Budi menyebut pihaknya menemukan ada sejumlah modus praktik bullying atau perundungan terhadap para calon dokter spesialis ini.
Pertama, dokter junior peserta didik dimanfaatkan sebagai asisten pribadi, sekretaris hingga pembantu.
"Sebagai pembantu pribadi lah, nganterin laundry, bayarin laundry, nganterin anak, ngurusin
parkir, ambilin ini itu," ucap Budi.
"Kemudian lagi ada (seperti) oh kurang sendok plastik, sudah jam 12 malam, mesti cari sendok plastik 200 (buah) di jam 12 malam karena ada makan makan tempat senior," papar Budi.

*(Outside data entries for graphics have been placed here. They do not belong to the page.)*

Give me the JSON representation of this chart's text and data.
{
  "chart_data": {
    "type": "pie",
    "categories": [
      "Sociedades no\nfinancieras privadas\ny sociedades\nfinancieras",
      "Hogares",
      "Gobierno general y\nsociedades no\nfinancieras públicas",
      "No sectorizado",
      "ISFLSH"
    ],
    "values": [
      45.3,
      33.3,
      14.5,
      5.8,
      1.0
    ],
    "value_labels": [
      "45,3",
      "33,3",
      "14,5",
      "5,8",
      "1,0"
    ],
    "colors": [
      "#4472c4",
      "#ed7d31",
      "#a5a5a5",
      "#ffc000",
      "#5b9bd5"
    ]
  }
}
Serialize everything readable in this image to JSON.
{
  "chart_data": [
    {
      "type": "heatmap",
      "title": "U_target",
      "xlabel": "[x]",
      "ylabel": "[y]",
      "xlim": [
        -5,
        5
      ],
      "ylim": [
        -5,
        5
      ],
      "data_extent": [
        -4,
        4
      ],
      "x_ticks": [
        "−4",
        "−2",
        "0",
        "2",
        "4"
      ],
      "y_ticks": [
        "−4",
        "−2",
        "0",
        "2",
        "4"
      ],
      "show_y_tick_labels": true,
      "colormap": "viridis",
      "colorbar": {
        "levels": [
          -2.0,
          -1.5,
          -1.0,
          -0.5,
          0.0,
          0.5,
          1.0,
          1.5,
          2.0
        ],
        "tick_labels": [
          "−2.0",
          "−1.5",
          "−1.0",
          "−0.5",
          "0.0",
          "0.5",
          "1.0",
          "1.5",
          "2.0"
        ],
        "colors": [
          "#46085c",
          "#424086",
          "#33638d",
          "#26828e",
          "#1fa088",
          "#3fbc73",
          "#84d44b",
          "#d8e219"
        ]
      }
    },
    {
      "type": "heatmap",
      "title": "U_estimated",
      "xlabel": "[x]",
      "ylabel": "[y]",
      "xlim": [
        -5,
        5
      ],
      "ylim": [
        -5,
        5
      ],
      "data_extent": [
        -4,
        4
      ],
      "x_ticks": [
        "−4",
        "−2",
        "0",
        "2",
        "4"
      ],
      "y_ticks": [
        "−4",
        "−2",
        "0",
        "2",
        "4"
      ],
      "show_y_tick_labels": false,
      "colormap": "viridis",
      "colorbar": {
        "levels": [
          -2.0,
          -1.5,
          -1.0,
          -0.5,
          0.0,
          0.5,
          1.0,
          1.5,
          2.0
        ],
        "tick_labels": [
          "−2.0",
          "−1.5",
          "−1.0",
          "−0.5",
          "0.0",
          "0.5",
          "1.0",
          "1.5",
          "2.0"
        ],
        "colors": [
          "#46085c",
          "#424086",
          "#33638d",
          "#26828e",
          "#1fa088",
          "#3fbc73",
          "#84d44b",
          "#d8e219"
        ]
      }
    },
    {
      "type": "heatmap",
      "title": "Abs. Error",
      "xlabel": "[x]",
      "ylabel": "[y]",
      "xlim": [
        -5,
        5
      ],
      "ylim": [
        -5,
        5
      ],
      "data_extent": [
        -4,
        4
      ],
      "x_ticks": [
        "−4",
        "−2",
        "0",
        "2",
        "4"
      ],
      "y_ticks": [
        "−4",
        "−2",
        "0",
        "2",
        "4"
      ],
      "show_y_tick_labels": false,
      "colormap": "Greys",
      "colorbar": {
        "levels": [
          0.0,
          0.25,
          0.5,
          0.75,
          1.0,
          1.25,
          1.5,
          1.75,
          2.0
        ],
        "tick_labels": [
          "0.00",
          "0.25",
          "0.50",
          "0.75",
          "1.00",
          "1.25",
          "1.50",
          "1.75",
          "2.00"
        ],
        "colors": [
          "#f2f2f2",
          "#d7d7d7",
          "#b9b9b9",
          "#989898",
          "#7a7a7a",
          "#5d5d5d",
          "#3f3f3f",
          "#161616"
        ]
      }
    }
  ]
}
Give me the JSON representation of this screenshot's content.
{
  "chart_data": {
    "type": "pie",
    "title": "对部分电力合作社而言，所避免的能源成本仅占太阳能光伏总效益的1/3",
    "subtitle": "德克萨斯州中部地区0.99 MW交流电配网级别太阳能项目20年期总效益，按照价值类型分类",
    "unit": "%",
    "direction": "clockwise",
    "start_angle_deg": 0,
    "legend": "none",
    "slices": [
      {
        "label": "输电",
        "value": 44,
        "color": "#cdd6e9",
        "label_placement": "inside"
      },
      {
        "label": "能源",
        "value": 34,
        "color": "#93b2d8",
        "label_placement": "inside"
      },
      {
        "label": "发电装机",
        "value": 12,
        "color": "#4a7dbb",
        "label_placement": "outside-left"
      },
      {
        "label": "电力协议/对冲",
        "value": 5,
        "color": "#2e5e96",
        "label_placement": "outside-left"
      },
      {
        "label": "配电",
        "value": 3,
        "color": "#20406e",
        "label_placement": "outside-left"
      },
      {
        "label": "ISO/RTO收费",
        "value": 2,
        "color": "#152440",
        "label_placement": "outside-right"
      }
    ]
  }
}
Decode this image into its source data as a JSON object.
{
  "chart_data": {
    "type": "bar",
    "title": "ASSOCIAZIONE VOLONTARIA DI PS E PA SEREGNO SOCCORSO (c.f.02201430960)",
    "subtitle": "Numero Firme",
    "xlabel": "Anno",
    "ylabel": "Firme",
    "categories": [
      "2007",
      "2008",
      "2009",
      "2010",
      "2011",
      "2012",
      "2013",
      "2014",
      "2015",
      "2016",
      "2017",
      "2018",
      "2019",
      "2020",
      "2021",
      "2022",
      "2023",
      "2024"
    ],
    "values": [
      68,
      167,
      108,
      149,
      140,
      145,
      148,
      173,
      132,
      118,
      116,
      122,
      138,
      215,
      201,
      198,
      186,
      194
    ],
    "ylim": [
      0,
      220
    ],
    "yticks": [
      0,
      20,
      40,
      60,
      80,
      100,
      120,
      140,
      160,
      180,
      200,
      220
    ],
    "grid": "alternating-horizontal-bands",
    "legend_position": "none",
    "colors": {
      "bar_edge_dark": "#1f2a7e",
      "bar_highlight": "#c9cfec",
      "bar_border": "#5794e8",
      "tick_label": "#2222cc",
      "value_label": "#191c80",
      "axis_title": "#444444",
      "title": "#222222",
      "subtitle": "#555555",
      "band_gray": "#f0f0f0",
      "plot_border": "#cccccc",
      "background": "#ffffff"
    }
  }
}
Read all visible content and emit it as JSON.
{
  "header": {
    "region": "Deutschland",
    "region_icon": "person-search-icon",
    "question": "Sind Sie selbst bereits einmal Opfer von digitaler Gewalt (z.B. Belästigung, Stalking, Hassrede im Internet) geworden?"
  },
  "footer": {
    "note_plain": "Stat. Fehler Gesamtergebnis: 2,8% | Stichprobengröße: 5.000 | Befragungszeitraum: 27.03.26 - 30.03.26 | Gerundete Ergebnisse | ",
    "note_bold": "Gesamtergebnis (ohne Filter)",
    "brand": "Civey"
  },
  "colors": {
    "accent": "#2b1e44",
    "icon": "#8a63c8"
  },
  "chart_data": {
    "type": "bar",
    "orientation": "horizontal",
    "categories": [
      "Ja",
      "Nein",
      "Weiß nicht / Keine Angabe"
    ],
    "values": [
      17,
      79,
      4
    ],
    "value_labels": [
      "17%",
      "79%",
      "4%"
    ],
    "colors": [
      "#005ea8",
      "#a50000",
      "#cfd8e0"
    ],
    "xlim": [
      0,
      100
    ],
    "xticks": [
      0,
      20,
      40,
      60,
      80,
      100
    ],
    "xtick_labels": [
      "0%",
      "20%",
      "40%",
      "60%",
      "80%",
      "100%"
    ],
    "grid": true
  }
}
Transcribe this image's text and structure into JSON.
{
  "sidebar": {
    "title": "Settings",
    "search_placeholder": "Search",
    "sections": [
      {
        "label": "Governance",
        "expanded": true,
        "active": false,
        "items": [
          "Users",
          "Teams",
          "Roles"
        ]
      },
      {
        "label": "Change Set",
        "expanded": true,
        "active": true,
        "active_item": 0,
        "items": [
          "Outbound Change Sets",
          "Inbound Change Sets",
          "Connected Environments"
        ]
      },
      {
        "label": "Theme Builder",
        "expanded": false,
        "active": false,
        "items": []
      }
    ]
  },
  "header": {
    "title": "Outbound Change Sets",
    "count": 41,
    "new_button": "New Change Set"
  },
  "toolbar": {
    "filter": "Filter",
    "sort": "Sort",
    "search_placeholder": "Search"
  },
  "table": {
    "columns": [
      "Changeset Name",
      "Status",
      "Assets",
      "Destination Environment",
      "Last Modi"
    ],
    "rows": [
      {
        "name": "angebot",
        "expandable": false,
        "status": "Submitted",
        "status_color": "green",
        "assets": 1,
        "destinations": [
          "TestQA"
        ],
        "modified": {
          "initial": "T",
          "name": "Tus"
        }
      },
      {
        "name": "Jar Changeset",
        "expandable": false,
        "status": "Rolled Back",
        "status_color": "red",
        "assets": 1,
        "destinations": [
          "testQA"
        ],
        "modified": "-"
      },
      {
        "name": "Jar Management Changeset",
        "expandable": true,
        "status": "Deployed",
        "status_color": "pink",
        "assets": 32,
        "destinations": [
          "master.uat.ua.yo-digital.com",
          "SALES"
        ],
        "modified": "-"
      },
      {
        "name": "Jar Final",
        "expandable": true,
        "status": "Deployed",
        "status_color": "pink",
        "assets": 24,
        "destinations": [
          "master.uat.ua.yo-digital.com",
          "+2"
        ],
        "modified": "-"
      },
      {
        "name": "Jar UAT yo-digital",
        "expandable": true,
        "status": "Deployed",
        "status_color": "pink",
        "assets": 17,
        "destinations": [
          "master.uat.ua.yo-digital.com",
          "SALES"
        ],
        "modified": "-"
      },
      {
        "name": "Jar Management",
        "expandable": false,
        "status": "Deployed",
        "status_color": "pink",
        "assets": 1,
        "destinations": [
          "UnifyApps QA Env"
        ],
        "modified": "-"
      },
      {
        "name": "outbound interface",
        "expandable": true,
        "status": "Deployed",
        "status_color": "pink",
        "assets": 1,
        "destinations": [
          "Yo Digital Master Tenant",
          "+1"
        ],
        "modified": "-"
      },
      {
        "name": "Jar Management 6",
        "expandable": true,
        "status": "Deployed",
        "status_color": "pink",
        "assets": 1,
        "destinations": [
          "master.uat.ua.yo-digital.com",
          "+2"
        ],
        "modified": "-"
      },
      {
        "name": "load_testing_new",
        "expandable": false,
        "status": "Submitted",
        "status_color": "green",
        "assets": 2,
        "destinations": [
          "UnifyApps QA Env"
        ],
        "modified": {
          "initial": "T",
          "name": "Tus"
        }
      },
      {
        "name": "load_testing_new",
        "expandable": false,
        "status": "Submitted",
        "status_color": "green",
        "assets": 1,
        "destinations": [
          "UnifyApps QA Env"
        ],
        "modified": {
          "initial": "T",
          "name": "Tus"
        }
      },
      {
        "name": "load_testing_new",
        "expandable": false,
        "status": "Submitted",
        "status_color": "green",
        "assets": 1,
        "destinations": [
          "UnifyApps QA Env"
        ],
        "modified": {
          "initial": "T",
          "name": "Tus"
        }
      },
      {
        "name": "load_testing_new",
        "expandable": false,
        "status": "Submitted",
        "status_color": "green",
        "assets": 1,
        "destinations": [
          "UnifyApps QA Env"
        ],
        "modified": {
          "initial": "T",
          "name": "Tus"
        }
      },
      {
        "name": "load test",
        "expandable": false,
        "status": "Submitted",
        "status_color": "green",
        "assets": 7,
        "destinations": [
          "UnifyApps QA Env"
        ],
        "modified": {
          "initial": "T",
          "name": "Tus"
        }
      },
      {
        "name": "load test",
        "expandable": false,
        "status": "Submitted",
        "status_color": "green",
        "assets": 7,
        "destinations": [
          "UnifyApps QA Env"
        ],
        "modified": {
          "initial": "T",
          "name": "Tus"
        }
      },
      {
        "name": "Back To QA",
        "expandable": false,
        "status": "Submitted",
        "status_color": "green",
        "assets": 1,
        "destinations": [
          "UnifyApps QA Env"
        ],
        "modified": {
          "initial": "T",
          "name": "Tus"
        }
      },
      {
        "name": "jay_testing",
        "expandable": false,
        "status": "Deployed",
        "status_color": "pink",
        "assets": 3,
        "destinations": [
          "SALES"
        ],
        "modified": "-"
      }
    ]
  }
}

Bahkan Budi juga menemukan kasus ada grup khusus yang isinya tidak berkaitan dengan pendidikan dokter, tetapi berisi perintah-perintah senior ke junior.
"Kalau satu dua menit nggak dijawab, kemudian dicaci maki," ungkap Budi.
Modus kedua, para dokter senior memanfaatkan dokter junior untuk mengerjakan tugas seniornya seperti jurnal dan lainnya.
Padahal tugas tersebut tidak ada hubungannya dengan spesialisasi si dokter junior.
"Kalau melanggar etik penelitian junior juga disuruh. Akibatnya, kasihan juga juniornya. Harusnya belajar memperdalam spesialisasi yang diinginkan, malah disuruh sebagai asisten pribadi," kata Budi lagi.
Perundungan bahkan sampai dari sisi keuangan.
Baca juga: Menkes Tepis Isu UU Kesehatan Bikin Dokter Asing Bisa Buka Praktik di RI
Menurut Budi, cukup banyak junior diminta mengumpulkan uang jutaan, puluhan bahkan ratusan.
Uang tersebut biasanya digunakan untuk menyiapkan rumah untuk kumpul senior.
"Nomor tiga ini yang membuat saya terkejut karena berkaitan dengan uang. Misal buat siapin rumah, buat acara-acara senior, kontrak rumahnya setahun Rp 50 juta, (bayar) bagi rata dengan juniornya,"imbuhnya.
Selain itu, ada juga ditemukan junior yang diminta patungan membelikan makanan senior hampir setiap jam praktik malam.